Master of Your Domain – ACPA Damages Sought by Greg LeMond
You might want to think twice before registering a domain name containing a competitor’s personal name or trademark. Three-time Tour de France winner Greg LeMond put his “pedal to the metal” recently, suing two Minnesota businessmen under the Anticybersquatting Consumer Protection Act (“ACPA”). LeMond is seeking $6.6 million in damages and a permanent injunction for their alleged registration of 66 domain names containing LeMond’s name and the name of his carbon-fiber business, Grail. The complaint is here. LeMond alleges that the duo registered the domains in bad faith by seeking to profit from their sale and from third-party advertisements posted on the domains’ websites. In a letter to the court, one of the defendants is seeking to exit the race early, claiming to be a victim of an unknown identity thief that is actually responsible for registering the domains.
As LeMond apparently knows, the ACPA is a powerful lever for trademark owners. A plaintiff may seek statutory damages of $1,000 to $100,000 per domain name (hence the $6.6 million in requested damages) and injunctive relief to force transfer of the domain names. Statutory damages are an especially powerful tool because they are awarded based purely on a violation of the ACPA and do not require additional proof of the actual value of the harm caused by the violation. Courts may also treble actual damages, if proven, and award attorney’s fees in exceptional cases. A defendant may therefore face significant road rash if it falters in its defense of an ACPA claim.

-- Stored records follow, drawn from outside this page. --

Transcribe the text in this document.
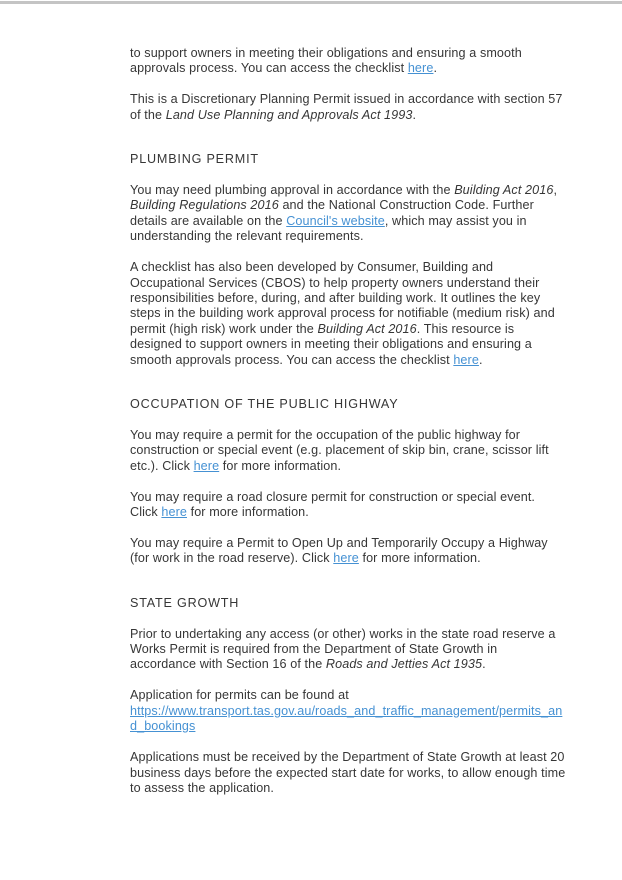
to support owners in meeting their obligations and ensuring a smooth approvals process. You can access the checklist here.

This is a Discretionary Planning Permit issued in accordance with section 57 of the Land Use Planning and Approvals Act 1993.

PLUMBING PERMIT

You may need plumbing approval in accordance with the Building Act 2016, Building Regulations 2016 and the National Construction Code. Further details are available on the Council's website, which may assist you in understanding the relevant requirements.

A checklist has also been developed by Consumer, Building and Occupational Services (CBOS) to help property owners understand their responsibilities before, during, and after building work. It outlines the key steps in the building work approval process for notifiable (medium risk) and permit (high risk) work under the Building Act 2016. This resource is designed to support owners in meeting their obligations and ensuring a smooth approvals process. You can access the checklist here.

OCCUPATION OF THE PUBLIC HIGHWAY

You may require a permit for the occupation of the public highway for construction or special event (e.g. placement of skip bin, crane, scissor lift etc.). Click here for more information.

You may require a road closure permit for construction or special event. Click here for more information.

You may require a Permit to Open Up and Temporarily Occupy a Highway (for work in the road reserve). Click here for more information.

STATE GROWTH

Prior to undertaking any access (or other) works in the state road reserve a Works Permit is required from the Department of State Growth in accordance with Section 16 of the Roads and Jetties Act 1935.

Application for permits can be found at https://www.transport.tas.gov.au/roads_and_traffic_management/permits_and_bookings

Applications must be received by the Department of State Growth at least 20 business days before the expected start date for works, to allow enough time to assess the application.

Trademark owners sometimes seek other types of relief when faced with cybersquatters, such as initiating UDRP or URS domain name arbitration proceedings. These are relatively low-cost options and, if successful, result in the transfer or suspension of the infringing domain. However, unlike an ACPA claim, a trademark owner cannot seek damages or an injunction in a UDRP or URS proceeding. The stakes are much higher for a cybersquatter in an ACPA action.
This case also shows the value of proactively registering important domain names prior to filing new trademark applications or publicly announcing a new brand. Once a trademark application is filed, the information it contains is accessible on the U.S. Patent and Trademark Office website. Unscrupulous third parties sometimes troll new trademark filings to register corresponding domain names in hopes of selling the domains to the mark owner or generating advertising revenue. Establishing and abiding by a domain name registration policy can help to decrease the likelihood of needing to deal with cybersquatters.